Organizations that don't support and value bottom-up improvement miss out on the chance to benefit from incremental improvement. The employees who are closest to the production process and customers are in the best position to engage in problem-solving and can do so at a much quicker pace than executive leadership.
Scope of Projects
Is it a top-down or bottom-up improvement that takes on significant challenges? When there is a big problem that requires a major overhaul, top-down management is the most common approach. These projects are typically higher cost and higher risk, so there's a lot of research and planning that goes into them ahead of time. Even if management decides "what" needs to be improved, employees and managers will need to be involved in figuring out the details of the "what" and the "how." Leaders shouldn't give employees all of the answers. But they can set direction, inspire people to participate in driving these major changes, and provide coaching along the way.
On the other hand, bottom-up improvements are typically small, low-cost, low-risk changes that front-line staff are able to implement on their own or within their team.

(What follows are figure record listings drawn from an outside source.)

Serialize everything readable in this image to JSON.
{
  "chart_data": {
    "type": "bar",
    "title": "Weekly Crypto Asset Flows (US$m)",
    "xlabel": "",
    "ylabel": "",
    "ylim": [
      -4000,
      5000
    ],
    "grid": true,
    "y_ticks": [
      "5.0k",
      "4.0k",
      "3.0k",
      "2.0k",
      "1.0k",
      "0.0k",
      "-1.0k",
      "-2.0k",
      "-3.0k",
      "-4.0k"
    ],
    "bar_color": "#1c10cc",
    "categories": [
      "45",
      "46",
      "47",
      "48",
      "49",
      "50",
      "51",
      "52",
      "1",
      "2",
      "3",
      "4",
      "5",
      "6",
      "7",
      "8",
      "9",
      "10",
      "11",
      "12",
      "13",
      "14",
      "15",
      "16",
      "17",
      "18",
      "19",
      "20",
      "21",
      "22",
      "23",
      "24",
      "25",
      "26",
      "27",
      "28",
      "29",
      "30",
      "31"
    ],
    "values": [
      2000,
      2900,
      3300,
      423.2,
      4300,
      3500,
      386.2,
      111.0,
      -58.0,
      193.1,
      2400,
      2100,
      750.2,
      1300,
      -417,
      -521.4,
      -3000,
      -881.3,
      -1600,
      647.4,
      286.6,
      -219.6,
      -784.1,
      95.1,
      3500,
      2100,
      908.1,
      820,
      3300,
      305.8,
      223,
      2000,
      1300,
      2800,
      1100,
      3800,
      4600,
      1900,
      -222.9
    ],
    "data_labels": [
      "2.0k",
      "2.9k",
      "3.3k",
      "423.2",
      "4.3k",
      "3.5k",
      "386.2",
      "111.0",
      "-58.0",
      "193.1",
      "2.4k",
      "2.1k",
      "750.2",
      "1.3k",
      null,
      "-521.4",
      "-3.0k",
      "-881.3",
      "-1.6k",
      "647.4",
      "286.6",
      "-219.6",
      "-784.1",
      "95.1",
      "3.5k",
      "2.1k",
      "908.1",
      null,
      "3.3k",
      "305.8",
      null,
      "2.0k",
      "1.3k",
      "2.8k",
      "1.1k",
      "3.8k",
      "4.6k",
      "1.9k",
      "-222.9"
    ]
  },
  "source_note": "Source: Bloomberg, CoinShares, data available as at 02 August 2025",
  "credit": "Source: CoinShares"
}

The role of leaders here is to provide the assistance necessary to make sure that people stay on the right track, but they don't really need to get over-involved in the process.
Tracking Improvement Results
Regardless of whether an improvement was started at the top or bottom of the org chart, tracking improvement results is essential so that everyone can gain insight into the results of the effort. Leaders should have a dashboard that visualizes the activities, engagement, and impact of improvement work by location, team, individual departments, or functional areas.
Every employee should be able to search for related past improvements to build on lessons learned and past disappointments. In addition, it is a best practice to broadcast improvements to help spread enthusiasm for positive change.
By embracing both management styles, organizations can make the most of the potential of each member of the team. Change can be controlled yet frequent and meaningful. Employee engagement along with strong leadership form the bedrock of success.